Chicago

Jill Stein Campaigns in Chicago, Despite Warrant for Her Arrest in ND

Despite facing a warrant for her arrest in North Dakota, Green Party presidential nominee Jill Stein made a series of campaign stops in Chicago Thursday.

Despite facing a warrant for her arrest in North Dakota, Green Party presidential nominee Jill Stein made a series of campaign stops in Chicago Thursday.

Stein, a Highland Park native, was charged with misdemeanor trespassing and criminal mischief Wednesday for allegedly spray painting a bulldozer at a North Dakota Indian reservation during a protest of the Dakota Access pipeline, NBC News reports.

The Green Party leader took a “reality walk” through the South Austin neighborhood Thursday where she addressed her pressing legal situation.

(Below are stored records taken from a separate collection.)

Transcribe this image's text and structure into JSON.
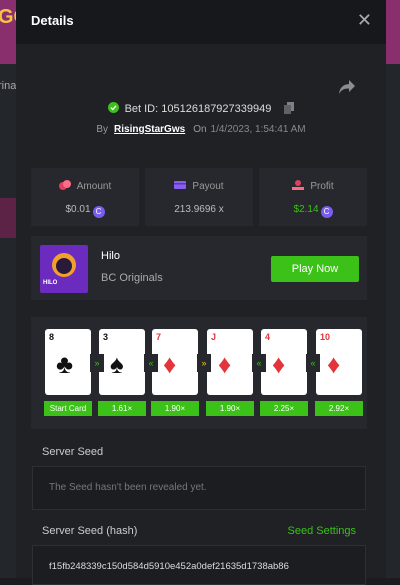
{
  "background": {
    "logo_text": "GO",
    "side_text": "rina"
  },
  "modal": {
    "title": "Details",
    "close_glyph": "✕"
  },
  "bet": {
    "id_label": "Bet ID:",
    "id_value": "105126187927339949",
    "by_label": "By",
    "user": "RisingStarGws",
    "on_label": "On",
    "date": "1/4/2023, 1:54:41 AM"
  },
  "stats": {
    "amount": {
      "label": "Amount",
      "value": "$0.01"
    },
    "payout": {
      "label": "Payout",
      "value": "213.9696 x"
    },
    "profit": {
      "label": "Profit",
      "value": "$2.14"
    }
  },
  "game": {
    "name": "Hilo",
    "provider": "BC Originals",
    "thumb_text": "HILO",
    "play_label": "Play Now"
  },
  "cards": [
    {
      "rank": "8",
      "suit": "♣",
      "color": "blk",
      "mult": "Start Card"
    },
    {
      "rank": "3",
      "suit": "♠",
      "color": "blk",
      "mult": "1.61×"
    },
    {
      "rank": "7",
      "suit": "♦",
      "color": "red",
      "mult": "1.90×"
    },
    {
      "rank": "J",
      "suit": "♦",
      "color": "red",
      "mult": "1.90×"
    },
    {
      "rank": "4",
      "suit": "♦",
      "color": "red",
      "mult": "2.25×"
    },
    {
      "rank": "10",
      "suit": "♦",
      "color": "red",
      "mult": "2.92×"
    }
  ],
  "badges": [
    "»",
    "«",
    "»",
    "«",
    "«"
  ],
  "server_seed": {
    "label": "Server Seed",
    "placeholder": "The Seed hasn't been revealed yet."
  },
  "server_seed_hash": {
    "label": "Server Seed (hash)",
    "settings_label": "Seed Settings",
    "value": "f15fb248339c150d584d5910e452a0def21635d1738ab86"
  },
  "colors": {
    "accent": "#3bc117",
    "coin": "#7a5cf0",
    "bg": "#1f2125"
  }
}
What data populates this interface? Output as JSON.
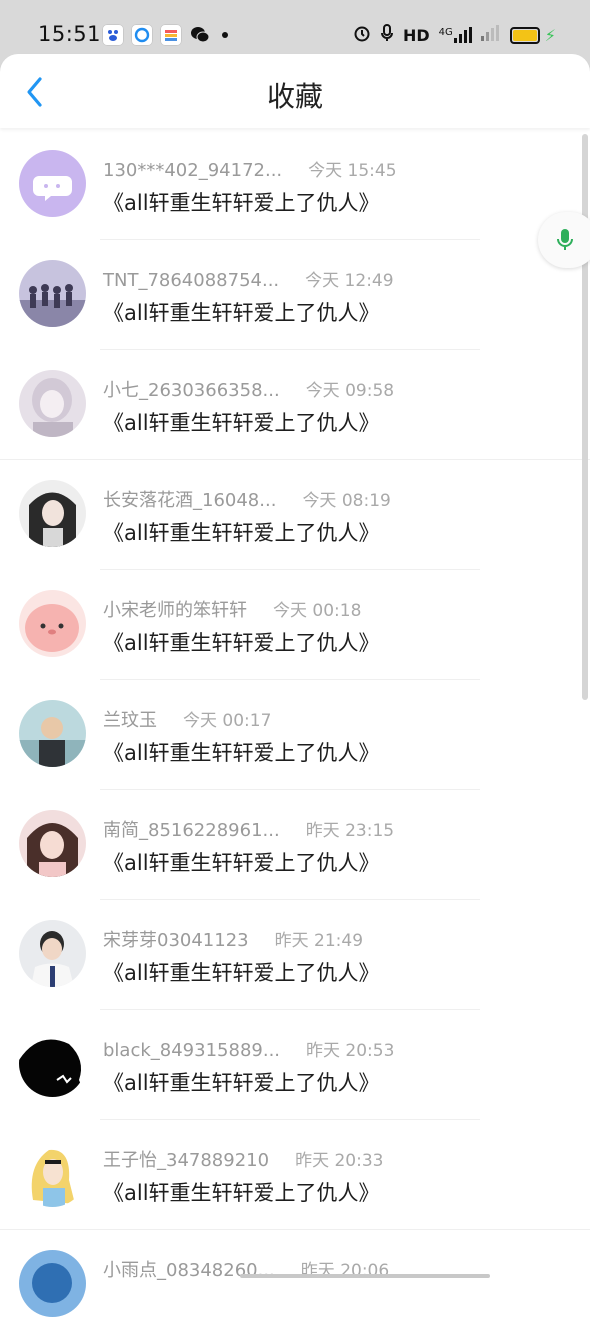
{
  "status_bar": {
    "time": "15:51",
    "network": "HD",
    "signal": "4G",
    "app_icons": [
      "baidu-icon",
      "qq-browser-icon",
      "pinwheel-icon",
      "wechat-icon"
    ],
    "right_icons": [
      "alarm-icon",
      "mic-icon",
      "signal-icon",
      "battery-icon"
    ]
  },
  "header": {
    "title": "收藏",
    "back_icon": "chevron-left-icon"
  },
  "colors": {
    "accent": "#2196f3",
    "mic": "#2eaf5b",
    "meta_text": "#9a9a9a",
    "title_text": "#1e1e1e"
  },
  "items": [
    {
      "name": "130***402_94172...",
      "time": "今天 15:45",
      "title": "《all轩重生轩轩爱上了仇人》"
    },
    {
      "name": "TNT_7864088754...",
      "time": "今天 12:49",
      "title": "《all轩重生轩轩爱上了仇人》"
    },
    {
      "name": "小七_2630366358...",
      "time": "今天 09:58",
      "title": "《all轩重生轩轩爱上了仇人》"
    },
    {
      "name": "长安落花酒_16048...",
      "time": "今天 08:19",
      "title": "《all轩重生轩轩爱上了仇人》"
    },
    {
      "name": "小宋老师的笨轩轩",
      "time": "今天 00:18",
      "title": "《all轩重生轩轩爱上了仇人》"
    },
    {
      "name": "兰玟玉",
      "time": "今天 00:17",
      "title": "《all轩重生轩轩爱上了仇人》"
    },
    {
      "name": "南简_8516228961...",
      "time": "昨天 23:15",
      "title": "《all轩重生轩轩爱上了仇人》"
    },
    {
      "name": "宋芽芽03041123",
      "time": "昨天 21:49",
      "title": "《all轩重生轩轩爱上了仇人》"
    },
    {
      "name": "black_849315889...",
      "time": "昨天 20:53",
      "title": "《all轩重生轩轩爱上了仇人》"
    },
    {
      "name": "王子怡_347889210",
      "time": "昨天 20:33",
      "title": "《all轩重生轩轩爱上了仇人》"
    },
    {
      "name": "小雨点_08348260...",
      "time": "昨天 20:06",
      "title": ""
    }
  ]
}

“Our lawyers are now working with legal authorities in North Dakota so that we will participate respectfully and with dignity in the legal system at the time,” Stein said. “I felt that it would have been unconscionable for me not to stand up and support the indigenous leaders who are putting their lives on the line and are under attack from vicious attack dogs who are having pepper spray sprayed in their faces and whose sacred burial grounds are being desecrated.”

She also touched on the city’s pervasive violence. This year, Chicago has recorded more murders than New York and Los Angeles combined.

“We’ve got a crisis here,” she said. “A crisis on the streets here in the West Side, we’ve had some 56 deaths from street violence in the last year alone.”

In addressing Chicago’s violence, the nominee stressed the need for national gun control reform.

“We need gun laws that actually provide the protection that our communities need and these laws need to be at the national level,” Stein said. “We need background checks, we need to be assured assault weapons are not out on the streets.”

“The American people are speaking up in this race and saying they’ve had enough of being thrown under the bus,” she added. “This community has been thrown under the bus."

Stein also pushed for more investment in education, faulting Chicago Public Schools for closures within the district. She claimed the school closings have targeted “communities of color” and that those communities are “not being served” because students are being reassigned to schools they can’t get to.

Additionally, Stein called for a jobs program similar to Franklin D. Roosevelt’s New Deal. She referred to the plan as “a new Green New Deal” and claimed it would “provide the jobs at the same time that it addresses the crisis of our climate.”

After being prompted about the upcoming presidential debates, Stein championed an open debate format that would likely include her and Libertarian nominee Gary Johnson.

“76 percent of the American public is clamoring for open debates, for actually allowing other choices to come into those dates so that people can find out,” she said. “The current Democratic and Republican candidates for president have the highest levels of distrust and the highest levels of unfavorable ratings in our history."

Stein's Chicago trip also included a visit with the Chicago Tribune Editorial Board and a rally in Uptown, the Chicago Tribune reported.